Video-game tech hits classical music
Inside a darkened studio at Ball State University here, world-renowned classical musician Francois Rabbath stands surrounded by infrared lights.
The double-bass player is outfitted in black lycra fitted with technology that looks like something out of a sci-fi film. A black cotton sweatband with bauble-like fixtures rests on his forehead. Attached with double-sided tape to his joints, most abundantly upon his left hand, are dozens of tiny, reflective spheres. The garb is far from the formal dress of a classical musician but it suits Mr.
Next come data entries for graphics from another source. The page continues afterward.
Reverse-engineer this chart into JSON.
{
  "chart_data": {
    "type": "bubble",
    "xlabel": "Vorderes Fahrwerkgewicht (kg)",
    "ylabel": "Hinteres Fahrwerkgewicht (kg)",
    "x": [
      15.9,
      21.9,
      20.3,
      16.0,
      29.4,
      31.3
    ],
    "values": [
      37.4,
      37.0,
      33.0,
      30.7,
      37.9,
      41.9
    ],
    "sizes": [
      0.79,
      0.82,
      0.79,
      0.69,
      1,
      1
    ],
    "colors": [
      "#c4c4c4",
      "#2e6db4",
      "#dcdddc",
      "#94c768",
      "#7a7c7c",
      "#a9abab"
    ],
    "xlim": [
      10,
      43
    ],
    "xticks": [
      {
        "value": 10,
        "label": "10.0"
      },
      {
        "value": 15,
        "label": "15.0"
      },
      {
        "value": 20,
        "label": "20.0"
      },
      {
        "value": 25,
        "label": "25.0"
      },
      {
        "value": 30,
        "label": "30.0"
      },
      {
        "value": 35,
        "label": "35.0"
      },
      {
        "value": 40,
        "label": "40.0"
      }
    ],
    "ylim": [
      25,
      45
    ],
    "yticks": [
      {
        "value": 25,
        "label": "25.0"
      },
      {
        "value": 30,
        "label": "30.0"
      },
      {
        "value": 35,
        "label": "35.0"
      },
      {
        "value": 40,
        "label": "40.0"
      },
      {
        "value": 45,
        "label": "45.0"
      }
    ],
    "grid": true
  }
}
Rabbath well.
"I look good in this costume, no?" he asks, patting a small, black-suited belly.
The form-fitting attire is configured so that computers can digitally record the virtuoso's skills through a process known as motion-capture. Best known for bringing characters to life in video games as well as in such films as "The Lord of the Rings" and "The Polar Express," motion capture will allow researchers to create an animated model of Rabbath's techniques for an instructional DVD titled "Art of the Left Hand."
"Francois is to classical music what Michael Jordan was to basketball," says Hans Sturm, a double-bass professor at Ball State, who counts Rabbath as both mentor and close personal friend. "Nobody else does what he does. And I doubt anyone ever will."
The state-of-the-art technology will preserve Rabbath's bowing and fingering techniques - his "fingering gymnastics," as Mr. Sturm calls them - so that others can analyze the master's approach to the double bass.
With assistance from Ball State's Biomechanics Laboratory, Rabbath is changing the art of the modern-day music lesson, says Sturm. Whereas most instructional books or videos employ a single camera to capture two-dimensional views of an artist, "Art of the Left Hand" will feature the Syrian-born musician's fingering techniques in 3-D through the use of multiple camera angles.